You're probably looking to have sin be a free function, so you can just write:
sin(1.5707963268)
Right?
In that case, your work is already done... the standard library defines both:
func sin(x: Double) -> Double
func sin(x: Float) -> Float
If what you actually want is for your MathematicType to be usable as a generic parameter, meaning "a type you can take the sine of", you'll need a generic sin function. Something like this (quick kludgy solution, there's probably better):
func sine<T: FloatingPointType>(x: T) -> T {
if let v = x as? Double {
return sin(v) as T
}
if let v = x as? Float {
return sin(v) as T
}
fatalError("unknown FloatingPointType")
}
(Notice also that there's already a protocol that both Float and Double conform to, so I've used that in the example.)

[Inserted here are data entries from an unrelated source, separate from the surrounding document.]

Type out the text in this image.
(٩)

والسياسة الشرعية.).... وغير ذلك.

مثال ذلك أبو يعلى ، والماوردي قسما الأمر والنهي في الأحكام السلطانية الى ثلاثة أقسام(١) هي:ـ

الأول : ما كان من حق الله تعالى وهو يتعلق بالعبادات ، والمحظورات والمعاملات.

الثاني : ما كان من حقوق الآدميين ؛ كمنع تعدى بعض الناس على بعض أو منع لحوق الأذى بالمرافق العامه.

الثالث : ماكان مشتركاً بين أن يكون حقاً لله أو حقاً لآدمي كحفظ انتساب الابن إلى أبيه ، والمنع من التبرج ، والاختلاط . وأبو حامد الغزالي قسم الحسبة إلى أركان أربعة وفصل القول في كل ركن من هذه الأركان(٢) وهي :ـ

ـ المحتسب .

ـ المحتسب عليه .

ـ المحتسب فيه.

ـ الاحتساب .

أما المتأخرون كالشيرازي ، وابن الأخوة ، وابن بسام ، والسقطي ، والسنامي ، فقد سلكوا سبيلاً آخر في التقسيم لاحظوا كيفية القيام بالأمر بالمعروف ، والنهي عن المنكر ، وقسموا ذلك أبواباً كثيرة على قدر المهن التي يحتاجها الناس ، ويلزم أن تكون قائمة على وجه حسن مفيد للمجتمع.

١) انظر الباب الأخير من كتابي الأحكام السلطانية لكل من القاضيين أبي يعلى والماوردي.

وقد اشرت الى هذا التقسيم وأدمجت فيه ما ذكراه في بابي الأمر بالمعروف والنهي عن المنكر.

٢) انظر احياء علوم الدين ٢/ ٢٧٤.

I think the issue is that operator requirements and instance method requirements are different, even though they syntactically look similar. Operators are always defined at the global level, so an operator requirement is a requirement on an operator at the global level. On the other hand, instance method requirements are requirements on instance methods. There is no way to specify a global function requirement.